The single biggest relevance lever is domain grounding. A curated glossary is used as an active component of the pipeline: it disambiguates overloaded terms (e.g., Vmin, corner, training), expands internal aliases and synonyms, and injects retrieval hints so the model sees the right context before generating an answer.
{
"term": "Vmin",
"definition": "Minimum supply voltage meeting functional + timing requirements under specified conditions.",
"units": ["mV"],
"contexts": ["DVFS", "AVFS", "SRAM margin", "IR drop"],
"confusions": ["Not IO Vmin", "Not retention Vmin"],
"aliases": ["SOC_VMIN_TARGET", "SV_VMIN"],
"related": ["SS corner", "cold temp", "droop", "guardband"],
"retrieval_hints": {
"boost_doc_types": ["characterization", "silicon_validation"],
"prefer_sections": ["limits", "conditions", "tables"],
"boost_tags": ["stepping", "corner"]
}
}
ZettaLens includes an API-based auto-accuracy checking script to enable end-to-end testing of retrieval accuracy, metadata handling, and performance. The evaluation harness also supports benchmarking across different LLMs and embedding models.

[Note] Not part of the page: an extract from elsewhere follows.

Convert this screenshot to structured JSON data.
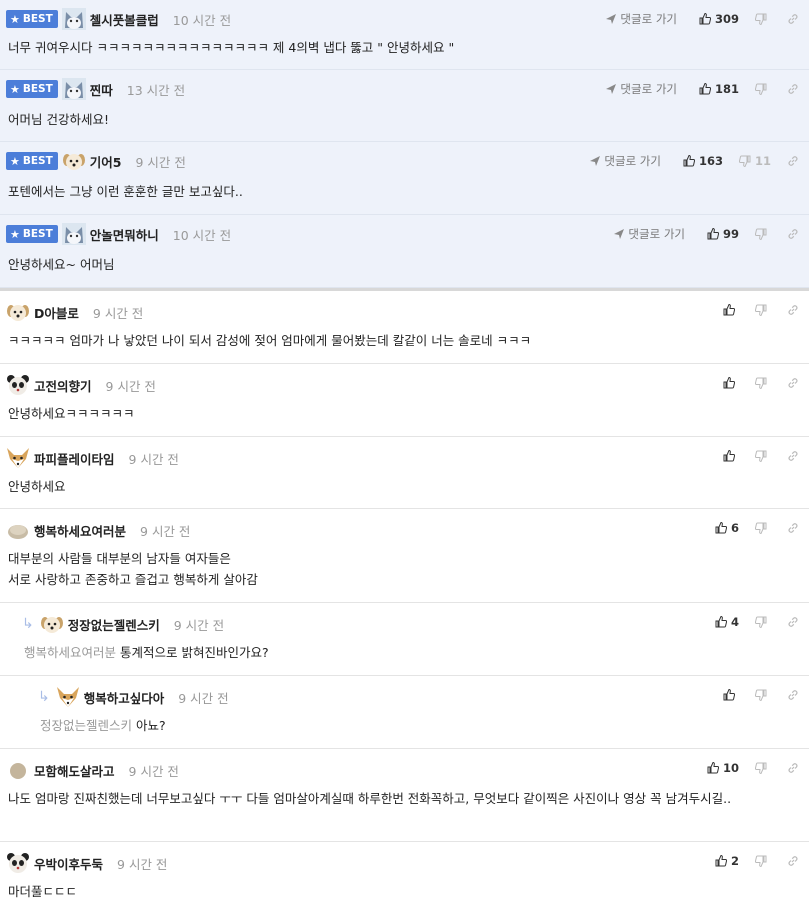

In practice, this allows teams to track: (a) response latency, (b) semantic similarity between expected and generated answers, (c) retrieval hit-rate for authoritative documents, and (d) regression detection after pipeline changes.
Based on testing on the provided documents, the following configuration offered the best tradeoff between resource use and answer quality:
To support multiple engineers concurrently, the recommended deployment pattern runs multiple instances of the LLM, reranker, and embedder, fronted by NGINX for load balancing. This isolates heavy inference workloads, improves tail latency, and enables incremental horizontal scaling.
In the local deployment, the LLM service was hosted using vLLM. A single shared NVIDIA A100 GPU supported 10 concurrent users under interactive workloads.
Figure 7. Deployment pattern: multiple inference services behind NGINX load balancing.
Once a private RAG system is working, the next frontier is reliability at scale: better evaluation sets, stronger permission-aware ranking, and more helpful workflows (tickets, summaries, "show me the table", etc.).
Figure 8. Roadmap sketch: scaling, user management, agentic retrieval, and full RAG evaluation.